Once I investigated this band of course I saw that their single UK 7″ was rather pricey and when reading about them at the 4AD website, I was surprised to discover that I could buy a DL from the label of this one and wasted no time in doing so. As the music on it is worlds apart from what became the established 4AD “house sound” it was probably appropriate that it came out before they had settled on that branding.

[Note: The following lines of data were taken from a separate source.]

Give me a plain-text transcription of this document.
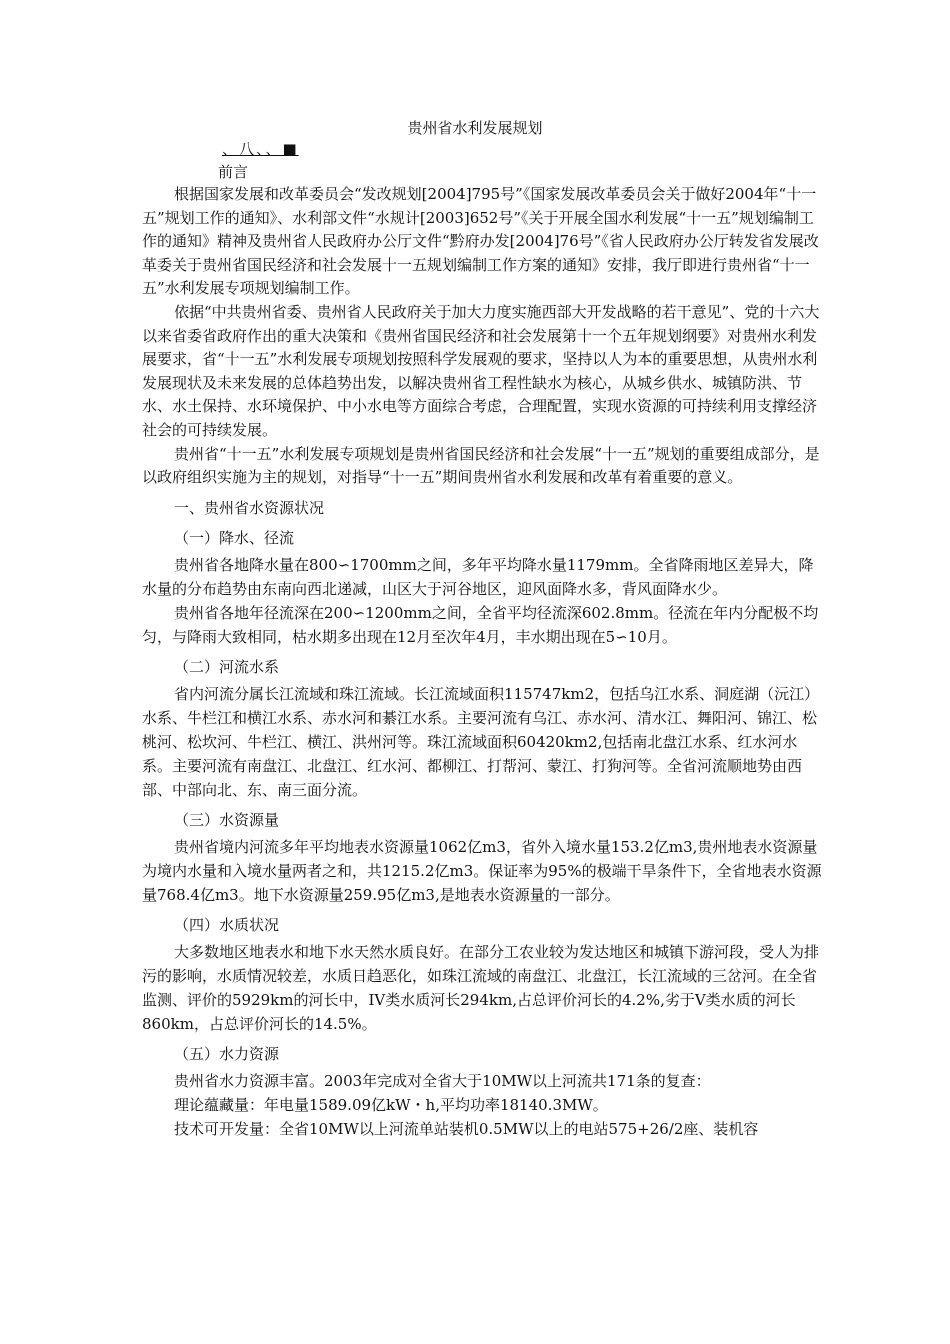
贵州省水利发展规划
、八、、■
前言

根据国家发展和改革委员会“发改规划[2004]795号”《国家发展改革委员会关于做好2004年“十一五”规划工作的通知》、水利部文件“水规计[2003]652号”《关于开展全国水利发展“十一五”规划编制工作的通知》精神及贵州省人民政府办公厅文件“黔府办发[2004]76号”《省人民政府办公厅转发省发展改革委关于贵州省国民经济和社会发展十一五规划编制工作方案的通知》安排，我厅即进行贵州省“十一五”水利发展专项规划编制工作。

依据“中共贵州省委、贵州省人民政府关于加大力度实施西部大开发战略的若干意见”、党的十六大以来省委省政府作出的重大决策和《贵州省国民经济和社会发展第十一个五年规划纲要》对贵州水利发展要求，省“十一五”水利发展专项规划按照科学发展观的要求，坚持以人为本的重要思想，从贵州水利发展现状及未来发展的总体趋势出发，以解决贵州省工程性缺水为核心，从城乡供水、城镇防洪、节水、水土保持、水环境保护、中小水电等方面综合考虑，合理配置，实现水资源的可持续利用支撑经济社会的可持续发展。

贵州省“十一五”水利发展专项规划是贵州省国民经济和社会发展“十一五”规划的重要组成部分，是以政府组织实施为主的规划，对指导“十一五”期间贵州省水利发展和改革有着重要的意义。

一、贵州省水资源状况

（一）降水、径流

贵州省各地降水量在800∽1700mm之间，多年平均降水量1179mm。全省降雨地区差异大，降水量的分布趋势由东南向西北递减，山区大于河谷地区，迎风面降水多，背风面降水少。

贵州省各地年径流深在200∽1200mm之间，全省平均径流深602.8mm。径流在年内分配极不均匀，与降雨大致相同，枯水期多出现在12月至次年4月，丰水期出现在5∽10月。

（二）河流水系

省内河流分属长江流域和珠江流域。长江流域面积115747km2，包括乌江水系、洞庭湖（沅江）水系、牛栏江和横江水系、赤水河和綦江水系。主要河流有乌江、赤水河、清水江、舞阳河、锦江、松桃河、松坎河、牛栏江、横江、洪州河等。珠江流域面积60420km2,包括南北盘江水系、红水河水系。主要河流有南盘江、北盘江、红水河、都柳江、打帮河、蒙江、打狗河等。全省河流顺地势由西部、中部向北、东、南三面分流。

（三）水资源量

贵州省境内河流多年平均地表水资源量1062亿m3，省外入境水量153.2亿m3,贵州地表水资源量为境内水量和入境水量两者之和，共1215.2亿m3。保证率为95%的极端干旱条件下，全省地表水资源量768.4亿m3。地下水资源量259.95亿m3,是地表水资源量的一部分。

（四）水质状况

大多数地区地表水和地下水天然水质良好。在部分工农业较为发达地区和城镇下游河段，受人为排污的影响，水质情况较差，水质日趋恶化，如珠江流域的南盘江、北盘江，长江流域的三岔河。在全省监测、评价的5929km的河长中，IV类水质河长294km,占总评价河长的4.2%,劣于V类水质的河长860km，占总评价河长的14.5%。

（五）水力资源

贵州省水力资源丰富。2003年完成对全省大于10MW以上河流共171条的复查：

理论蕴藏量：年电量1589.09亿kW・h,平均功率18140.3MW。

技术可开发量：全省10MW以上河流单站装机0.5MW以上的电站575+26/2座、装机容
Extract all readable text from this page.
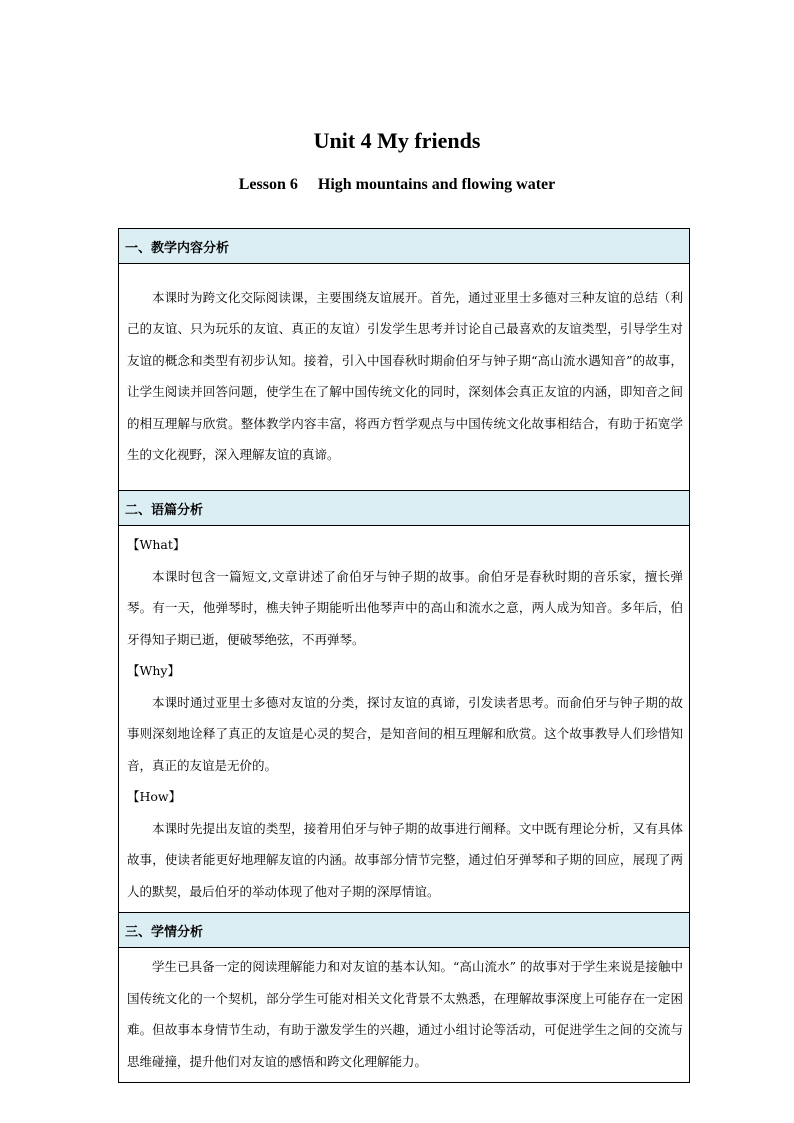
Unit 4 My friends
Lesson 6 High mountains and flowing water
一、教学内容分析

本课时为跨文化交际阅读课，主要围绕友谊展开。首先，通过亚里士多德对三种友谊的总结（利己的友谊、只为玩乐的友谊、真正的友谊）引发学生思考并讨论自己最喜欢的友谊类型，引导学生对友谊的概念和类型有初步认知。接着，引入中国春秋时期俞伯牙与钟子期“高山流水遇知音”的故事，让学生阅读并回答问题，使学生在了解中国传统文化的同时，深刻体会真正友谊的内涵，即知音之间的相互理解与欣赏。整体教学内容丰富，将西方哲学观点与中国传统文化故事相结合，有助于拓宽学生的文化视野，深入理解友谊的真谛。

二、语篇分析

【What】

本课时包含一篇短文,文章讲述了俞伯牙与钟子期的故事。俞伯牙是春秋时期的音乐家，擅长弹琴。有一天，他弹琴时，樵夫钟子期能听出他琴声中的高山和流水之意，两人成为知音。多年后，伯牙得知子期已逝，便破琴绝弦，不再弹琴。

【Why】

本课时通过亚里士多德对友谊的分类，探讨友谊的真谛，引发读者思考。而俞伯牙与钟子期的故事则深刻地诠释了真正的友谊是心灵的契合，是知音间的相互理解和欣赏。这个故事教导人们珍惜知音，真正的友谊是无价的。

【How】

本课时先提出友谊的类型，接着用伯牙与钟子期的故事进行阐释。文中既有理论分析，又有具体故事，使读者能更好地理解友谊的内涵。故事部分情节完整，通过伯牙弹琴和子期的回应，展现了两人的默契，最后伯牙的举动体现了他对子期的深厚情谊。

三、学情分析

学生已具备一定的阅读理解能力和对友谊的基本认知。“高山流水” 的故事对于学生来说是接触中国传统文化的一个契机，部分学生可能对相关文化背景不太熟悉，在理解故事深度上可能存在一定困难。但故事本身情节生动，有助于激发学生的兴趣，通过小组讨论等活动，可促进学生之间的交流与思维碰撞，提升他们对友谊的感悟和跨文化理解能力。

This was bright and chipper synthpop with a motorik drumbox and whirring synths blending harmoniously while Ms. Brookes sang the ebullient lyrics. There was a drop in the middle eight where most of the synths pulled away for the beat to predominate. The bubbliness of it all put the “dour synthpop” cliché on its head, though the outro did feature a lowing bass synth riff adding a subtext of disquiet beneath the relentless cheeriness. The anxiety of a phone ringing on the fade also provided complexity for the under three minute popsong.
The B-side opened with Ms. Brookes saying “lying here” four times with a beatblast of white noise demarcating it all. Interestingly enough, “lying here” was also the first lyric in the A-side as well, but that was the only vocal of Ms. Brookes on this side of the record. John Pethers sang the vocals here over a lower BPM, lurching synthpop foundation.

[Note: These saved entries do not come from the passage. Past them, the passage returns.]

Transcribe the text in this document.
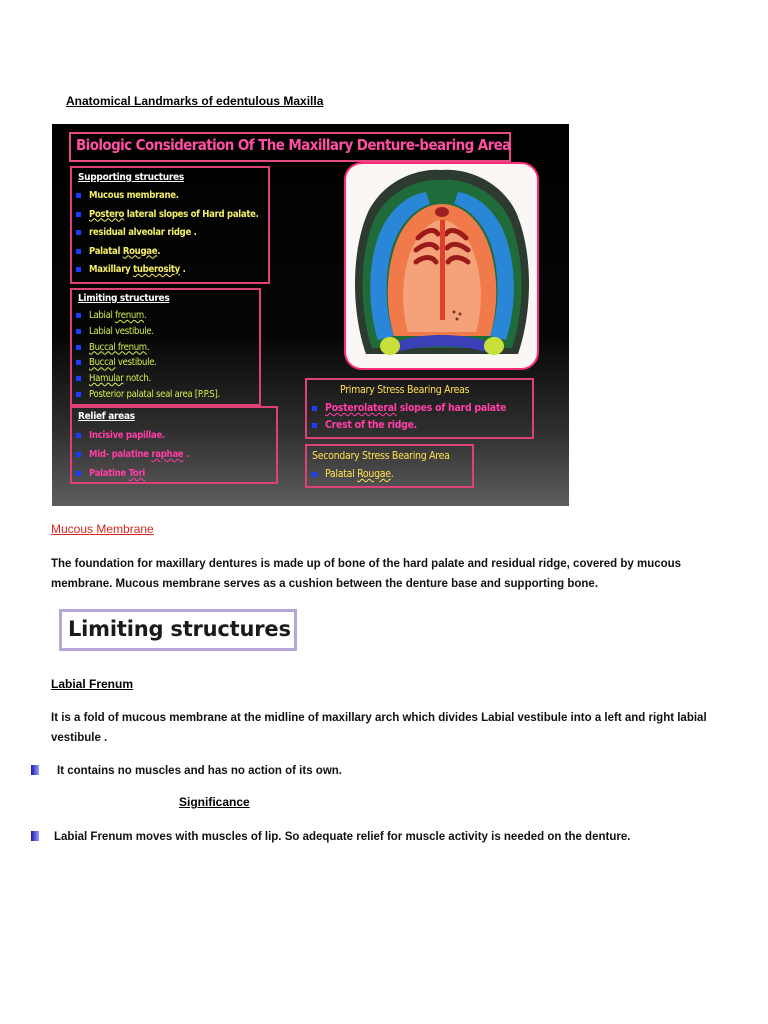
Anatomical Landmarks of edentulous Maxilla
Biologic Consideration Of The Maxillary Denture-bearing Area
Supporting structures
Mucous membrane.
Postero lateral slopes of Hard palate.
residual alveolar ridge .
Palatal Rougae.
Maxillary tuberosity .
Limiting structures
Labial frenum.
Labial vestibule.
Buccal frenum.
Buccal vestibule.
Hamular notch.
Posterior palatal seal area [P.P.S].
Relief areas
Incisive papillae.
Mid- palatine raphae .
Palatine Tori
Primary Stress Bearing Areas
Posterolateral slopes of hard palate
Crest of the ridge.
Secondary Stress Bearing Area
Palatal Rougae.
Mucous Membrane
The foundation for maxillary dentures is made up of bone of the hard palate and residual ridge, covered by mucous membrane. Mucous membrane serves as a cushion between the denture base and supporting bone.
Limiting structures
Labial Frenum
It is a fold of mucous membrane at the midline of maxillary arch which divides Labial vestibule into a left and right labial vestibule .
It contains no muscles and has no action of its own.
Significance
Labial Frenum moves with muscles of lip. So adequate relief for muscle activity is needed on the denture.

The bouncy quality of the sound design reminded me of two other records to come; “Marcia Baila” by Les Rita Mitsouko and Berlin’s “World Of Smiles.” The drier lyrics here were a far more typical example of New Wave with lyrics calling out to “multicolored photographs” and “selections of identity.” The hard, slapping beat from the intro interjected occasionally to add depth to the rhythm box chugging through it all. And the wooshing lead synths were perhaps down to the post-Numan environment that records like this were reliant on for commercial oxygen.
Mike Atkinson and John Pethers were pictured on the hilarious cover looking all coy beneath the covers as a fully clothed Jacqui Brookes nonetheless looked like she was basking in the afterglow. While Atkinson has been lost to the mists of time going forward, Brookes and Pethers kept their partnership going forward [at least for the next two years] int he band Siam. I have two of their three singles and am still looking for their posthumous live album, which is not getting any cheaper these days.
The six minutes of synthpop here were the only example of Shox to reach our ears, but 41 years later the sounds are easy enough to hear right now. The DL of this single is available in the usual places, and if you have a need to hear it on the silver disc, the B-side made it onto one of Cherry Red’s great compilation boxes a few years back, “Electrical Language.” I guess they picked “Lying Here” since it was a little more redolent of the Post-Punk origins of synth pop than the peppier A-side, but I would pick that one for immortalizing on CD if it came down to me. But listening to both of these tunes half a lifetime later, I can imagine a teenage John Crawford buying this single in the L.A. import bins and it having an influence a few years down the line when he was making his own technopop records with Berlin.